The program is written in Visual Basic for Applications from scratch based on the Smith-Waterman method that is described in any Bioinformatics book. You might find a teaching purpose for this program but I also use it to get a quick and accurate percent similarity between two sequences. The following is a description on how the Smith-Waterman alignment method works.

The algorithm was described back in 1981 by Smith and Waterman (PubMed) and finds subregions that align well. It assumes that any cell in the alignment matrix could be the end of a local alignment and its similarity is represented by a value in each cell.

As an example, let's align the sequences ACGGCTC and ATGGCCTC in the matrix below.

Let's set a few parameters: 1 for a match, -3 for a mismatch and -4 for a gap.

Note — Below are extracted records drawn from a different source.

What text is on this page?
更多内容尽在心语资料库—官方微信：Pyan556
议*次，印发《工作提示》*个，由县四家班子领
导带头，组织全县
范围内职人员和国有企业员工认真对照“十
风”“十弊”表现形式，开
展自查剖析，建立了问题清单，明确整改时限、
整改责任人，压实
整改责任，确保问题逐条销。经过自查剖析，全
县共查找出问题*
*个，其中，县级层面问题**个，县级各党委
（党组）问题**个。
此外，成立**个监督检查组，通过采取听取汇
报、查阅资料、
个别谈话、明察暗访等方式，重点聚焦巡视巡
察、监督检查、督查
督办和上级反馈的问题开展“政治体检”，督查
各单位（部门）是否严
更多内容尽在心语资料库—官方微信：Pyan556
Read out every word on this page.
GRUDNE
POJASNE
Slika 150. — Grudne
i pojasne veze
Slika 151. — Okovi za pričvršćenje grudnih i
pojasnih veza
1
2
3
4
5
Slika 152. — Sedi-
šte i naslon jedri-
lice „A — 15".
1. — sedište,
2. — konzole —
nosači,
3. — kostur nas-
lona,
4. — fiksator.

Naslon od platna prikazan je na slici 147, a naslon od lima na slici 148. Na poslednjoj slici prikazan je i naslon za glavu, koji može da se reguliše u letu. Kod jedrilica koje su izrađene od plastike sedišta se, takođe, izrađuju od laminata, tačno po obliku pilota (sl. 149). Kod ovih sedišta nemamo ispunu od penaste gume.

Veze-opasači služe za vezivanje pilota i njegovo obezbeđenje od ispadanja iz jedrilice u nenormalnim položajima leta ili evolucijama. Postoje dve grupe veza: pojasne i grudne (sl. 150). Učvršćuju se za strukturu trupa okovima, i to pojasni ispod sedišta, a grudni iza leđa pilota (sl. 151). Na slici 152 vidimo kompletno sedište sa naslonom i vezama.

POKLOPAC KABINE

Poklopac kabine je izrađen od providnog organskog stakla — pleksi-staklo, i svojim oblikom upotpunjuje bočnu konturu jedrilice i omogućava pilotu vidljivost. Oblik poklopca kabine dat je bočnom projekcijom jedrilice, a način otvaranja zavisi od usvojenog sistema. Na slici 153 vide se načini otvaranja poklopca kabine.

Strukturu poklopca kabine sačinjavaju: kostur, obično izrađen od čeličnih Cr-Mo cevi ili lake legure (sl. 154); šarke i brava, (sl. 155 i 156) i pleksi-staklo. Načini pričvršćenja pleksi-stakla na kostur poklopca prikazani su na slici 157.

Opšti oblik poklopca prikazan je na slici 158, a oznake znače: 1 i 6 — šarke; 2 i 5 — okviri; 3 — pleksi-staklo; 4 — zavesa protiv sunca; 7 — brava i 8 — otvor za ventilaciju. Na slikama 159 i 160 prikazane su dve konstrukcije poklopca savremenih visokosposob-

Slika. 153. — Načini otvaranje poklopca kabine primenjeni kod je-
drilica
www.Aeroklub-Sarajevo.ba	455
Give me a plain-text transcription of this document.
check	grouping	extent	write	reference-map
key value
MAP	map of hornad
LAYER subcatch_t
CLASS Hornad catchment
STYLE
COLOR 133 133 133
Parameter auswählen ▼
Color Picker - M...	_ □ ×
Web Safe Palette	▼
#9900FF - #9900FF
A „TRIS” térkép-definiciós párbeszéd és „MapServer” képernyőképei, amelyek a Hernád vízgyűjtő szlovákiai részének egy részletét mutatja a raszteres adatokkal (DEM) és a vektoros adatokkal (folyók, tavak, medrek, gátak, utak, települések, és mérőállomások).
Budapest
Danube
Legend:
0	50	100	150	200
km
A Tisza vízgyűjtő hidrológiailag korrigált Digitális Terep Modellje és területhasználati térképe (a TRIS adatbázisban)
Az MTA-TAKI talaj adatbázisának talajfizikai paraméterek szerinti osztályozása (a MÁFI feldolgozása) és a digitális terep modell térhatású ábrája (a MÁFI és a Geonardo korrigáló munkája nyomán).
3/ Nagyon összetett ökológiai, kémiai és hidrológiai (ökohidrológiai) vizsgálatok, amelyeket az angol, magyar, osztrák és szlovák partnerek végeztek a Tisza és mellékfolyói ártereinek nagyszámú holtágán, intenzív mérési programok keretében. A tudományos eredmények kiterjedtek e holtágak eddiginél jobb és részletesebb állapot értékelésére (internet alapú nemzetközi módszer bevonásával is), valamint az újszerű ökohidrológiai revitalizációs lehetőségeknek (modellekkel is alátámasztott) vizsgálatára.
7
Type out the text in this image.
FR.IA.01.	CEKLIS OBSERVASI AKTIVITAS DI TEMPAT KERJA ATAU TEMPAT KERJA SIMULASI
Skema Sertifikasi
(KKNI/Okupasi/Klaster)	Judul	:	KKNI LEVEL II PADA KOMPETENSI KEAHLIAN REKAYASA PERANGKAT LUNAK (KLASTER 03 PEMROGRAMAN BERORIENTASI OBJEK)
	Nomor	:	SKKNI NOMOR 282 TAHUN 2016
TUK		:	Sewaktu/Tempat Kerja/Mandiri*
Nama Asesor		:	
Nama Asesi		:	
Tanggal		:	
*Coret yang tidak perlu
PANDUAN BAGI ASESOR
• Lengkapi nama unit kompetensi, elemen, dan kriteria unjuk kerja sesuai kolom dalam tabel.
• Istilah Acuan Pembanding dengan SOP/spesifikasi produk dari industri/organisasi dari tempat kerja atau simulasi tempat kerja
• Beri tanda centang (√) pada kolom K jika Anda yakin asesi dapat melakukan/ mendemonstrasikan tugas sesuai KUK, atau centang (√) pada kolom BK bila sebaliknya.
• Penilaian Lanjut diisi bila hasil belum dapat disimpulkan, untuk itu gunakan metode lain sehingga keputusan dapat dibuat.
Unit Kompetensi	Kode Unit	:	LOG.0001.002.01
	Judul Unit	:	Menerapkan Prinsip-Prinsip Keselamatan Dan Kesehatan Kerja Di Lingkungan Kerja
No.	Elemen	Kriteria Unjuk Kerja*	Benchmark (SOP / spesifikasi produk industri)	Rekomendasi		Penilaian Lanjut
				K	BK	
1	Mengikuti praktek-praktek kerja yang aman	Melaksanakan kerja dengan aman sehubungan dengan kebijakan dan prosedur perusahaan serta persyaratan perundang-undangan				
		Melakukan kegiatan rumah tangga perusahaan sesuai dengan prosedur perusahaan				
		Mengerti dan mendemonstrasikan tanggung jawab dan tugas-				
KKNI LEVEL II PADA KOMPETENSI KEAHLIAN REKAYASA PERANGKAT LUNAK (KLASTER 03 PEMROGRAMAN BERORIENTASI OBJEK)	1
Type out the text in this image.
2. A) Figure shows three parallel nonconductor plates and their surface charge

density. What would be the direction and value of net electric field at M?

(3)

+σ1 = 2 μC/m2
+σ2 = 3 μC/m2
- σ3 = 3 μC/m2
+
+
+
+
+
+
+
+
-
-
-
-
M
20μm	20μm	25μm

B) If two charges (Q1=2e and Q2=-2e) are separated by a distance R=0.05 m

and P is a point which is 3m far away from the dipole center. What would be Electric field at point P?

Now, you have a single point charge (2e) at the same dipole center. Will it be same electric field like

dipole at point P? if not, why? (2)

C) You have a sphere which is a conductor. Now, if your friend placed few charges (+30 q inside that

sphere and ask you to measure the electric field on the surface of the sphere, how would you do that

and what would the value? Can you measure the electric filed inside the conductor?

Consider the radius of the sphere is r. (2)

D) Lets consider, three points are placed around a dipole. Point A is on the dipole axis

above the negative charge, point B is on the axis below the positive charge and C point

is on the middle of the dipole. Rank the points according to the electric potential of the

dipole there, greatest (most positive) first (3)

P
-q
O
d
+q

First, it fills in the first row and column with 1 if there is a match and 0 if there is a mismatch.

 

A

C

G G C T C
A 1 0 0 0 0 0 0
T 0            
G 0            
G 0            
C 0            
C 0            
T 0            
C 0            

Then, it fills in the rest of the matrix. For each cell, if there is a match it takes the value of 1, which is the value for a match, plus the value of the previous cell in the diagonal. If there is no match it takes the highest values from three different calculations or 0 if the highest value turns out to be negative. In the first case, it takes the value of -3 and then it adds the value from the previous cell in the diagonal. For example, in the cell in yellow below it should be -3 (a mismatch) +1 (previous cell in the diagonal) = -2. For the second and third cases it considers a deletion to find a greater score than the one calculated in the first case. It does this by taking the value of -4 (value for a gap) and adding the value in the previous row or in the previous column (-4 + 0 in both cases). Since all three values are negative, the score in the cell is 0.

 

A

C

G G C T C
A 1 0 0 0 0 0 0
T 0 0          
G 0            
G 0            
C 0            
C 0            
T 0            
C 0            

The matrix should look like this when it is complete:

 

A

C

G G C T C
A 1 0 0 0 0 0 0
T 0 0 0 0 0 1 0
G 0 0 1 1 0 0 0
G 0 0 1 2 0 0 0
C 0 1 0 0 3 0 1
C 0 1 0 0 1 0 1
T 0 0 0 0 0 2 0
C 0 1 0 0 1 0 3

Now it finds the cell with the greatest value, which is 3 in the cell in red and represents the end of the alignment with the highest score. It goes then backwards following the path with the highest score (in yellow). It goes also forward from the cell in red following the path with the highest score. If you start at the cell in red and move forward, you find a 0 in front, a 0 in the diagonal but 1 in the cell below so it takes that path, which means a gap there that gives a better alignment score. In the example there are actually two cells with a value of 3 but either one gives the same path.

The final alignment should look like this:

          ACGG-CTC

          ATGGCCTC

The same applies to the alignment of peptide sequences except that a scoring matrix is used to calculate the scores for each pair of amino acids in a way that a mismatch between the same kind of amino acids is not considered the same as a mismatch between different kinds of amino acids.